[cfe-commits] [patch] cast SymbolVal

Zhongxing Xu xuzhongxing at gmail.com
Sun Feb 22 00:25:36 PST 2009


On Sun, Feb 22, 2009 at 2:43 AM, Ted Kremenek <kremenek at apple.com> wrote:

>
> On Feb 21, 2009, at 2:42 AM, Zhongxing Xu wrote:
>
>  That's understandable, but I still think its not quite the right design
>> for the broader problem.  I think we want to do is update the type
>> information associated with the symbol, not change the symbol itself.  By
>> conjuring up new symbols like this we are going to:
>>
>> I completely agree with that we should update the type information instead
>> of creating a new symbol. But as symbols are immutable, how can we do this?
>> A conjured symbol has three parts of information: Stmt*, QualType, and a
>> Count.
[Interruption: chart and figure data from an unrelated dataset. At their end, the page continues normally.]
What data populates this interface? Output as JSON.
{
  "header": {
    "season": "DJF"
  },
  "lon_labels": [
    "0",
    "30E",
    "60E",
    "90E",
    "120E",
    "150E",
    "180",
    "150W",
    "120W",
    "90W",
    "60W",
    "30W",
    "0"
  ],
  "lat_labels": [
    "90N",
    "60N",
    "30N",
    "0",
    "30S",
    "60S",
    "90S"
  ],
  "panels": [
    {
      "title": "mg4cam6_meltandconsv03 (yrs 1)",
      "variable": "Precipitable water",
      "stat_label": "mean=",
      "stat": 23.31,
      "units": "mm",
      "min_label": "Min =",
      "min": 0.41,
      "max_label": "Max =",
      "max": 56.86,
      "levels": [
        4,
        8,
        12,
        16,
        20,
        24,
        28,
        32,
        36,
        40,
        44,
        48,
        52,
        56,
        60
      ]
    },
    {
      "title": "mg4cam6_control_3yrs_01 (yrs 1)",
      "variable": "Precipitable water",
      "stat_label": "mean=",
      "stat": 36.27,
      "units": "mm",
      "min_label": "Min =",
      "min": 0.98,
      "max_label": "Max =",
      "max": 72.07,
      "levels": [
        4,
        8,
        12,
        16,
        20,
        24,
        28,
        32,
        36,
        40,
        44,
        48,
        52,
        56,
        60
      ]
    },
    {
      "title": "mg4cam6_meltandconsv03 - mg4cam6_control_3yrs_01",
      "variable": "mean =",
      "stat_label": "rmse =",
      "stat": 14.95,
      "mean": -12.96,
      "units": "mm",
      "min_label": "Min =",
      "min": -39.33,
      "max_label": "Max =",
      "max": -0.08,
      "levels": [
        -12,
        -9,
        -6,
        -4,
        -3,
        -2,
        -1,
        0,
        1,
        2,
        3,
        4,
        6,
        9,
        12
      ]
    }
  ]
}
Should I take the same Stmt* and Count but with the new QualType to
>> create the new symbol?
>>
>>
>
> Hi Zhongxing,
>
> We have a variety of options, each one which we should probably discuss in
> some detail as I think we're going to have to make some important changes.
>
> 1) Use the GDM to track symbol information.
>
> Pros: Hooks in with our existing mechanism for throwing extra information
> into the GRState.  It also makes symbol information path-sensitive.
>
> Cons: We need access to the GRState object to get a symbol's state, so
> clients would need to be changed/updated.  This is probably okay and
> consistent with many other kinds of meta-data we need to query.
>
> 2) Use AnonTypedRegions to handle the layering of type information.
>
> This whole discussion seems to really only concern symbols that represent
> locations.  When symbols are scalar values, casts will require us reasoning
> about conversions anyway, so I think the type of those symbols will stay
> fixed.
>
> In your example:
>
> void* myfunc();
>
> void f13() {
>  char** array;
>  array = myfunc();
>  char *p = array[0];
>  char c = *p
> }
>
> We can have 'myfunc()' return a loc::SymbolVal with type void* for the
> symbol.  The cast from void* to char** gets the SymbolRegion for the symbol
> and then layers on top of it an AnonTypedRegion.  This is what
> AnonTypedRegion was designed for.  Then 'array[0]' does a lookup on the
> bindings to the ElementRegions of the AnonTypedRegion.
>
> A bonus of this approach is that we can nicely catch path-sensitive type
> errors.  For example:
>
>  char** array;
>  array = myfunc();
>  int** array2 = (void*) array;
>  array[0] = ...
>  int x = array2[0];
>
> Here the load from array2[0] is suspicious because we had a binding to an
> ElementRegion of the AnonTypedRegion(char**) and we are treating it as an
> ElementRegion of the AnonTypedRegion(int**).  This kind of reasoning, while
> potentially complicated, can only be done in the StoreManager since it
> understands how it structures regions.
>
> Pros: Works with our existing infrastructure and APIs.  Provides the
> flexibility to do a whole-bunch of path-sensitive type checking.
>
> Cons: We're still reasoning about loc::SymbolVal(sym) and
> loc::MemoryRegionVal(SymbolicRegion(sym)), two concepts which mean the same
> thing.  This will complicate the logic in EvalCast, the ConstraintManagers,
> etc.


I prefer the AnonTypedRegion approach. The AnonTypedRegion appears to be the
right tool to handle various abuse of the C type system. The first approach
is an option when there are more and more information about a symbol to
track.

>
>
> To address the "con" I suggest we remove loc::SymbolVal and just have
> loc::MemoryRegionVal(SymbolicRegion(sym)).  This is a cleanup I think we
> should do anyway, as it consolidates our reasoning about symbolic memory
> into one place.


Yeah, this cleanup should be done first. Then we won't have symbolic
locations. We will only have symbolic regions.